The journey to finally get the tax production credits scheme in place for the games industry has been a long and sometimes rocky one.
But this week, the industry had confirmation from the European Commission that, after a year of investigating whether there truly was a market failure for games made in the UK, by UK residents, with a British or European flavour.
We worked extremely closely as the go between for games businesses of all sizes, from the tiniest to the largest, across the UK, with members and non-members, and government throughout the process.
We were very clear on several points which were really to reflect the unique nature of our industry, but also inclusivity. Our industry is highly visual but also highly technical and creative, and we are leaders in innovative business models across different platforms. Our games do not just end with the final product – they live on through extra content, DLC and new features.
We pushed for the scheme to allow for claims to be made against this model.
Games are made with varying budget levels too and we pushed for the UK scheme to be more inclusive than the French one which has a minimum budget threshold of 150,000 euros before you are eligible to apply for the credit. This just did not make sense to us looking at the modern games industry in the UK in all its mixed economic diversity.
We also suggested some changes to the cultural test (administered by games experts in the BFI) which games have to pass in order to be eligible. Some games are set in fantasy locations, or no location, and many don’t have human characters. The cultural test for film awards points if your film is set in Yorkshire, for instance, as opposed to the Yucatan, but we thought this did not reflect the modern industry once more.
Importantly, this scheme will allow more games businesses in the country to take more creative risks, there will hopefully be more games on the market, and it will encourage more businesses outside of the UK to look at the favourable ecosystem that is growing up in this country and think about creating jobs here.

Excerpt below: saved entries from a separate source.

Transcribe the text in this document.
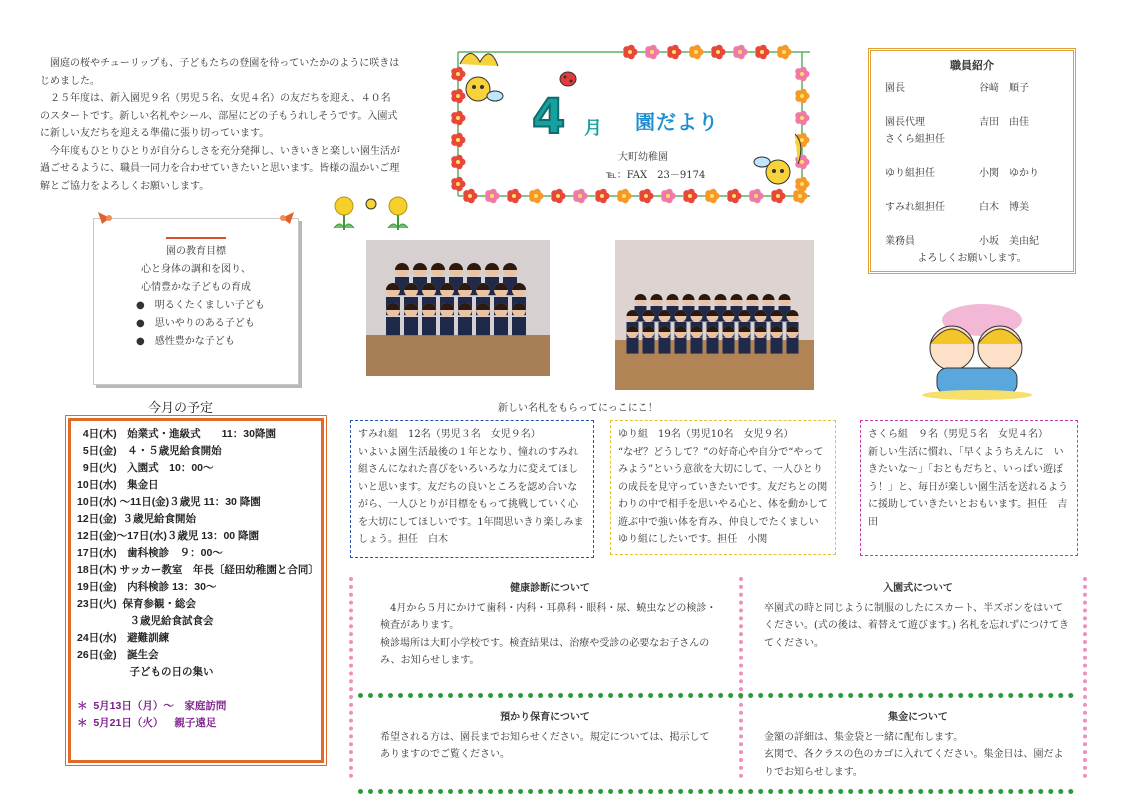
園庭の桜やチューリップも、子どもたちの登園を待っていたかのように咲きはじめました。

２５年度は、新入園児９名（男児５名、女児４名）の友だちを迎え、４０名のスタートです。新しい名札やシール、部屋にどの子もうれしそうです。入園式に新しい友だちを迎える準備に張り切っています。

今年度もひとりひとりが自分らしさを充分発揮し、いきいきと楽しい園生活が過ごせるように、職員一同力を合わせていきたいと思います。皆様の温かいご理解とご協力をよろしくお願いします。

4 月 園だより
大町幼稚園
℡：FAX　23－9174
職員紹介
園長	谷﨑　順子
園長代理	吉田　由佳
さくら組担任
ゆり組担任	小関　ゆかり
すみれ組担任	白木　博美
業務員	小坂　美由紀
よろしくお願いします。
園の教育目標
心と身体の調和を図り、
心情豊かな子どもの育成
●　明るくたくましい子ども
●　思いやりのある子ども
●　感性豊かな子ども
新しい名札をもらってにっこにこ！
今月の予定
4日(木)　始業式・進級式　　11：30降園
5日(金)　４・５歳児給食開始
9日(火)　入園式　10：00～
10日(水)　集金日
10日(水) ～11日(金)３歳児 11：30 降園
12日(金)  ３歳児給食開始
12日(金)～17日(水)３歳児 13：00 降園
17日(水)　歯科検診　９：00～
18日(木) サッカー教室　年長〔経田幼稚園と合同〕
19日(金)　内科検診 13：30～
23日(火)  保育参観・総会
　　　　　３歳児給食試食会
24日(水)　避難訓練
26日(金)　誕生会
　　　　　子どもの日の集い
＊  5月13日（月）～　家庭訪問
＊  5月21日（火）　  親子遠足
すみれ組　12名（男児３名　女児９名）
いよいよ園生活最後の１年となり、憧れのすみれ組さんになれた喜びをいろいろな力に変えてほしいと思います。友だちの良いところを認め合いながら、一人ひとりが目標をもって挑戦していく心を大切にしてほしいです。1年間思いきり楽しみましょう。担任　白木
ゆり組　19名（男児10名　女児９名）
“なぜ？どうして？”の好奇心や自分で“やってみよう”という意欲を大切にして、一人ひとりの成長を見守っていきたいです。友だちとの関わりの中で相手を思いやる心と、体を動かして遊ぶ中で強い体を育み、仲良しでたくましいゆり組にしたいです。担任　小関
さくら組　９名（男児５名　女児４名）
新しい生活に慣れ、「早くようちえんに　いきたいな～」「おともだちと、いっぱい遊ぼう！」と、毎日が楽しい園生活を送れるように援助していきたいとおもいます。担任　吉田
健康診断について
　4月から５月にかけて歯科・内科・耳鼻科・眼科・尿、蟯虫などの検診・検査があります。
検診場所は大町小学校です。検査結果は、治療や受診の必要なお子さんのみ、お知らせします。
入園式について
卒園式の時と同じように制服のしたにスカート、半ズボンをはいてください。(式の後は、着替えて遊びます。) 名札を忘れずにつけてきてください。
預かり保育について
希望される方は、園長までお知らせください。規定については、掲示してありますのでご覧ください。
集金について
金額の詳細は、集金袋と一緒に配布します。
玄関で、各クラスの色のカゴに入れてください。集金日は、園だよりでお知らせします。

After all we are the most creative nation in the world, with a rapidly diversifying audience of players hungry for our experiences, with an increasingly welcoming business environment and a new generation beginning to understand that their favourite hobby can be their dream career.
But the game is not over yet. Trade bodies like to think beyond single issues, and there are many more ways we can help nurture the ecosystem to be sustainable.
Our focus at Ukie in the coming year will be on getting the games sector the recognition it deserves so we can be not just a leading part of the powerhouse of creative and digital industries in the UK, but internationally too.
That means being one step ahead in protecting us from unnecessary regulation whilst promoting responsibility; making sure businesses have the right skills and talent flow; and to ensure we stand loud and proud on the global stage and promote the enormous creativity, opportunity and innovation we offer to the world.
The Chancellor of the Exchequer in his Budget announcement said that we would not have a secure economic future if Britain did not "earn its way" in the world. He wants all UK businesses to earn more, build more, invest more, and manufacture more. We are a nation of makers and doers and we will do just that. We are the present and future of entertainment, the new digital manufacturing, and we are well on our way to making the UK the best place in the world to make and sell games.